Los versos, entonces, fueron el plato fuerte de su gusto por las letras. A ellos les debía -sentenciaba- ser mucho más humano; “son como un navío -decía, con voz débil, en su lecho de enfermo- hacia la paz interior que todos necesitamos”, y por el culto que les rendía, por ser el supremo valor en su existencia -“Nunca me ha importado la plata”, comentaba, en actitud sacrílega para los paisas-, decidió seguir el sabio consejo de Juan Lozano y Lozano, el perfecto sonetista de “La Catedral de Colonia”: “Para darle armonía al lenguaje, hay que leer los sonetos clásicos del Siglo de Oro español”.

Don Fabio, por su parte, quiso ir más lejos todavía: no sólo leerlos sino también escribirlos, para lo cual tuvo que cruzar la barrera de los setenta años, estando cerca de ser octogenario, no sin antes ser profesor de literatura durante un prolongado cuarto de siglo y fungir como propietario de un almacén de calzado en la Calle Real, de donde salía poco antes de las seis de la tarde para escribir sonetos al mejor estilo de los clásicos españoles.

Así cumplía el mayor reto de su vida, superior incluso a la crianza de sus tres hijos y la perpetua fidelidad a su esposa, Mery López, parienta cercana de Leonidas López, el poeta romántico que se ahogó en el Cauca, cegado por el amor.

Llamado de la muerte

En días pasados, doña Mery presintió la tragedia, la dolorosa tragedia de la muerte de su esposo, en una fría mañana de invierno, cuando don Fabio, cuando era hora de levantarse para ir al trabajo, le preguntó si le había tocado el hombro para despertarlo.

“Es Diana que le está llamando”, pensó mientras sus ojos se llenaban de lágrimas al sentir de nuevo la terrible ausencia de su hija muerta tres años antes, víctima de un cáncer como el que acababan de encontrarle a este poeta clandestino que conservaba sus escritos guardados en un viejo escaparate, siendo desconocidos aún por sus seres más queridos, como ella.

Fue ahí, en su lecho de enfermo, donde le encontré. No podía siquiera ponerse en pie; la última vez que lo hizo fue en presencia de mi hermano Rubén Darío, para mostrarle los versos celosamente escondidos hasta entonces, y en su rostro, donde los huesos empezaban a brotar entre la piel ajada y amarilla, se insinuaba la sombra de la muerte, esa muerte “irremediable” que advirtió en algún poema.
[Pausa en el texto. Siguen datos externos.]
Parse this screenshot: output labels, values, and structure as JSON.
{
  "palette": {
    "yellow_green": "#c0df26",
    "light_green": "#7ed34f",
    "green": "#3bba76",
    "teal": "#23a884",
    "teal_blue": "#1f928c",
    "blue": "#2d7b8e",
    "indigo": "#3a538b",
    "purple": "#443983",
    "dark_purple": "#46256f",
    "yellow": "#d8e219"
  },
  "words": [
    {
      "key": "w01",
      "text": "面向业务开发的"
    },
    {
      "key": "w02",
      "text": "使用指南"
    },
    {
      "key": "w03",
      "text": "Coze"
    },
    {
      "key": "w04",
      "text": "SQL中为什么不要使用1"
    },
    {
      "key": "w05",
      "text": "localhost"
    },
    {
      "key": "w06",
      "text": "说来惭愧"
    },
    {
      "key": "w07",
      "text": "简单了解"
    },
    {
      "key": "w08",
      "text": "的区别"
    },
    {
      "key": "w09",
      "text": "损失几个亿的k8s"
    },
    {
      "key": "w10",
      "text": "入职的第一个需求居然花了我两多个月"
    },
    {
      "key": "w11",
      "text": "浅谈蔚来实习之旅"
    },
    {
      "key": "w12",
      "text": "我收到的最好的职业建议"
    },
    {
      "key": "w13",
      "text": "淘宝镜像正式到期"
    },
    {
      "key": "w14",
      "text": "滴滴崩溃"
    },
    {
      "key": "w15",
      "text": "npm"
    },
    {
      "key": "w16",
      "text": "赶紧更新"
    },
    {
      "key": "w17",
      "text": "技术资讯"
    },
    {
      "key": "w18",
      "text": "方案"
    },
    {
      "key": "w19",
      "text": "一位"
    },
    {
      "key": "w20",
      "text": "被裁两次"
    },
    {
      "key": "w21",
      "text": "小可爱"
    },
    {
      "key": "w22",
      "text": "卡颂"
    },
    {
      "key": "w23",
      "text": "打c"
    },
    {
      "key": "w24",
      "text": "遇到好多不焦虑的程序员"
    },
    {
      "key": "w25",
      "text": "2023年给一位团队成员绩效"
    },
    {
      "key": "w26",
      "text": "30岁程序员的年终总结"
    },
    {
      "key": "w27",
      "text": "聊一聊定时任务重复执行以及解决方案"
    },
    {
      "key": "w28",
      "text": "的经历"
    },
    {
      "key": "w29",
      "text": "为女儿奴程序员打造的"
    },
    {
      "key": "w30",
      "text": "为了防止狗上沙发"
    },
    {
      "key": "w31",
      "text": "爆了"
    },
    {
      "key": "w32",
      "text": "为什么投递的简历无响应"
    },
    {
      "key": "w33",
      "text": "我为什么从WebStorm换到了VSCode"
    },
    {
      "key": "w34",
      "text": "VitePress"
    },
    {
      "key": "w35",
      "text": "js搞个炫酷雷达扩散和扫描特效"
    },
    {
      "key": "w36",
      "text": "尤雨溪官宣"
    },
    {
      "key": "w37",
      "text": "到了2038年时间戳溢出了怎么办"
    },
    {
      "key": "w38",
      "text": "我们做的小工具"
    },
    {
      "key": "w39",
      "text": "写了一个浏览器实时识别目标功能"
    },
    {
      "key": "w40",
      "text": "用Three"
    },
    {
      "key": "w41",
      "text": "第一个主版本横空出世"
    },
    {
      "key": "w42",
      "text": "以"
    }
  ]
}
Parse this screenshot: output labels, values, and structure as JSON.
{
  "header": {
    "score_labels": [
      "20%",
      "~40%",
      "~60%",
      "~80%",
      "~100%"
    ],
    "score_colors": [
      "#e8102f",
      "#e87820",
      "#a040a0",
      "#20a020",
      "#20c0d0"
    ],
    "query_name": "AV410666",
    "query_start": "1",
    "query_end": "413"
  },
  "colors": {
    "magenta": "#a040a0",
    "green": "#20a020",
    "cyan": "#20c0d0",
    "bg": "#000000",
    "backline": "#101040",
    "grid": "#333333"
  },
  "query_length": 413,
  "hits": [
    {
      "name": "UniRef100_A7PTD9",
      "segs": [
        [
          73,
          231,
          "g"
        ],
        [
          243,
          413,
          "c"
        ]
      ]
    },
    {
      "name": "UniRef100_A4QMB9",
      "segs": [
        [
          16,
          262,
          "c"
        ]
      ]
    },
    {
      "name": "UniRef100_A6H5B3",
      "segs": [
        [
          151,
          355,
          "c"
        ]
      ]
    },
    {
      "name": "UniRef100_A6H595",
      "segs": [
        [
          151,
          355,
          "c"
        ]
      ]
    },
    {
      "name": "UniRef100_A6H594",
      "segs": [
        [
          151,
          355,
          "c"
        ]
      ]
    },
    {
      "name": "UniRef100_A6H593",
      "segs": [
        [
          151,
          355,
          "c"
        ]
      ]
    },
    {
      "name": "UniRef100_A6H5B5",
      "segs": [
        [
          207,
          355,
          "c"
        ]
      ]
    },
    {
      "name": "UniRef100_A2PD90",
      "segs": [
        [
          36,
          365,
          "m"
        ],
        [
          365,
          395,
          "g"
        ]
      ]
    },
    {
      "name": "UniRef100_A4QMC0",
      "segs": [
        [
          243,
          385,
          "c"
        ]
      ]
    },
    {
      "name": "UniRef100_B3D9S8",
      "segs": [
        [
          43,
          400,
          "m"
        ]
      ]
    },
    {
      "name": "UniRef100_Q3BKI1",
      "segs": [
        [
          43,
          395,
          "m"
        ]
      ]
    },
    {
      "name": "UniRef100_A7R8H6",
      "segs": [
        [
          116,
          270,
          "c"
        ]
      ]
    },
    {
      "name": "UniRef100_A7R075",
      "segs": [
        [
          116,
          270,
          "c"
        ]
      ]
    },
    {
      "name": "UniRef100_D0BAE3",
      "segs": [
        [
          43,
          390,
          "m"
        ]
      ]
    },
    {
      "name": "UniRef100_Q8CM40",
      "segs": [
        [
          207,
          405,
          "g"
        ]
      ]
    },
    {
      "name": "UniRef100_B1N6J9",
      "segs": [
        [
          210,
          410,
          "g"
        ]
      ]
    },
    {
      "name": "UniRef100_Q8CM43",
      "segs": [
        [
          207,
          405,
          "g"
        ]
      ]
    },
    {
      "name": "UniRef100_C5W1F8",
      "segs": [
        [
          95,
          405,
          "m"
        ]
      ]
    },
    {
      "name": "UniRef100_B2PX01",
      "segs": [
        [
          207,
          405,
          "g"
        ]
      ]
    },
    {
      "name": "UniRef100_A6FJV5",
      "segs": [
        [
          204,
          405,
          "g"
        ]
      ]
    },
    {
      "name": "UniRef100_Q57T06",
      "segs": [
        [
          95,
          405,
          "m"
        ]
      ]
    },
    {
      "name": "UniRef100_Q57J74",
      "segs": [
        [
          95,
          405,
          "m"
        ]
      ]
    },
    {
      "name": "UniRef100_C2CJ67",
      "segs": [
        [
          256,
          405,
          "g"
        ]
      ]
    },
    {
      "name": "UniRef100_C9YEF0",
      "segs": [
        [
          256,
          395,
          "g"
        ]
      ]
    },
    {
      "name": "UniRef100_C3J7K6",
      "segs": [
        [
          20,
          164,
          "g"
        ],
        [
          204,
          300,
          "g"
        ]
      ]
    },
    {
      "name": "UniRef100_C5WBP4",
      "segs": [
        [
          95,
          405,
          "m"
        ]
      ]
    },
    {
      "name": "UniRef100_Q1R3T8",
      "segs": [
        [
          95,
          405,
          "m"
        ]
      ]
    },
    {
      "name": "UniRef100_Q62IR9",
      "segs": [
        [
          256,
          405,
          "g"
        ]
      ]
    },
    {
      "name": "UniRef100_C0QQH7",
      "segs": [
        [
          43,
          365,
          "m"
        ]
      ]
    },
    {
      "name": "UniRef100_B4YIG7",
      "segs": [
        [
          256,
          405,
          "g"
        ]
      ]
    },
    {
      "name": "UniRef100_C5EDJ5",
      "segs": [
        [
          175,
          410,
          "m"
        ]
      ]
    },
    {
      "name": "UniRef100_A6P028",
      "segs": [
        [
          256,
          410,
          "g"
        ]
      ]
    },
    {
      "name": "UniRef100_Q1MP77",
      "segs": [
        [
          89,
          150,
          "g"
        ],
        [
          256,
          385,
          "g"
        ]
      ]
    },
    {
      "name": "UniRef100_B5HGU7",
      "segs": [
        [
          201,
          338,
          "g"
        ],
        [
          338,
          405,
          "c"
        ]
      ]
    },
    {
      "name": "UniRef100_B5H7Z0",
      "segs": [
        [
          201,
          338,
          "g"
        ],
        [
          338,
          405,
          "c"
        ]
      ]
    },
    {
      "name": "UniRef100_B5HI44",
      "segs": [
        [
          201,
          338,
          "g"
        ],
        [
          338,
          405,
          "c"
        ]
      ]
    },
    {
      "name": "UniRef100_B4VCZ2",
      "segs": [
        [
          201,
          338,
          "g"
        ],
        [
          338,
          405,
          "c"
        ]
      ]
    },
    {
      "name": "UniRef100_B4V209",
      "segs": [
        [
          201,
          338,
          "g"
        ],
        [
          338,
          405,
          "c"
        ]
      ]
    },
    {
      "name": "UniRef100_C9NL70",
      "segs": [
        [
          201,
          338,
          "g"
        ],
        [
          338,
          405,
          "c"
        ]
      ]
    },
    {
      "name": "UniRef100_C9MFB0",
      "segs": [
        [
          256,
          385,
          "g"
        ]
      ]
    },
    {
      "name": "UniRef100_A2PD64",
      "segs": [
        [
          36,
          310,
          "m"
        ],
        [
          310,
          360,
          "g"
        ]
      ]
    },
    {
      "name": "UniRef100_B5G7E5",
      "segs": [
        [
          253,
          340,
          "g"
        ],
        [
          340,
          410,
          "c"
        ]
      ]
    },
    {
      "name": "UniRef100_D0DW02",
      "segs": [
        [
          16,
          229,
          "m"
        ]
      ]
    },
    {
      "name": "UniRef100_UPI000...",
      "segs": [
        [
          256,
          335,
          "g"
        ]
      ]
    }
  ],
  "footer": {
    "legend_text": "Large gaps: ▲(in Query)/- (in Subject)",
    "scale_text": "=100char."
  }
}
Nunca antes, en muchos años de constantes visitas, le había visto así, ni mucho menos fuera de su negocio, del que salíamos a tomar café para hablar de literatura, de su maestro Azorín, del Siglo de Oro español, de su vasto conocimiento del Quijote (que le mereció, en el Instituto, moción de aplauso en la visita de un supervisor) y de la decadencia en los tiempos que corren, donde los valores supremos -según decía en sus editoriales del periódico Marsella al día– se perdieron por rendirle culto al dinero fácil, sin importar que fuera ilícito, sucio.

Salto a la vida eterna

En sus ojos, no obstante, brillaba la esperanza, lejos de pensar que este encuentro fuera el último, ni que la despedida fuera definitiva. No. Como buen cristiano, custodiado por un crucifijo que colgaba en la cabecera de su cama, se disponía confiado a dar el salto hacia la vida eterna, mientras oía la lectura de uno de sus sonetos, con la mirada débil, perdida en el más allá, lista a apagarse:

Perdóname, Señor, si en mi locura

ingrato me olvidé de tu clemencia

y ciego fui a la luz de tu presencia

en esta noche mía, triste, oscura.

 

Si propicio no fue mi cruel empeño

en dar mi voluntad a ti rendida;

si no confié en tu amor, canto de vida;

si no hice de tu cruz, sagrado leño.

 

Perdóname, Señor, si indiferente

a tu porfía de llamarme hermano

viví alejado de tu fuego ardiente.

 

Dame, Señor, tu corazón de abrigo.

Así tendré de tu divina mano

la visión celestial de estar contigo.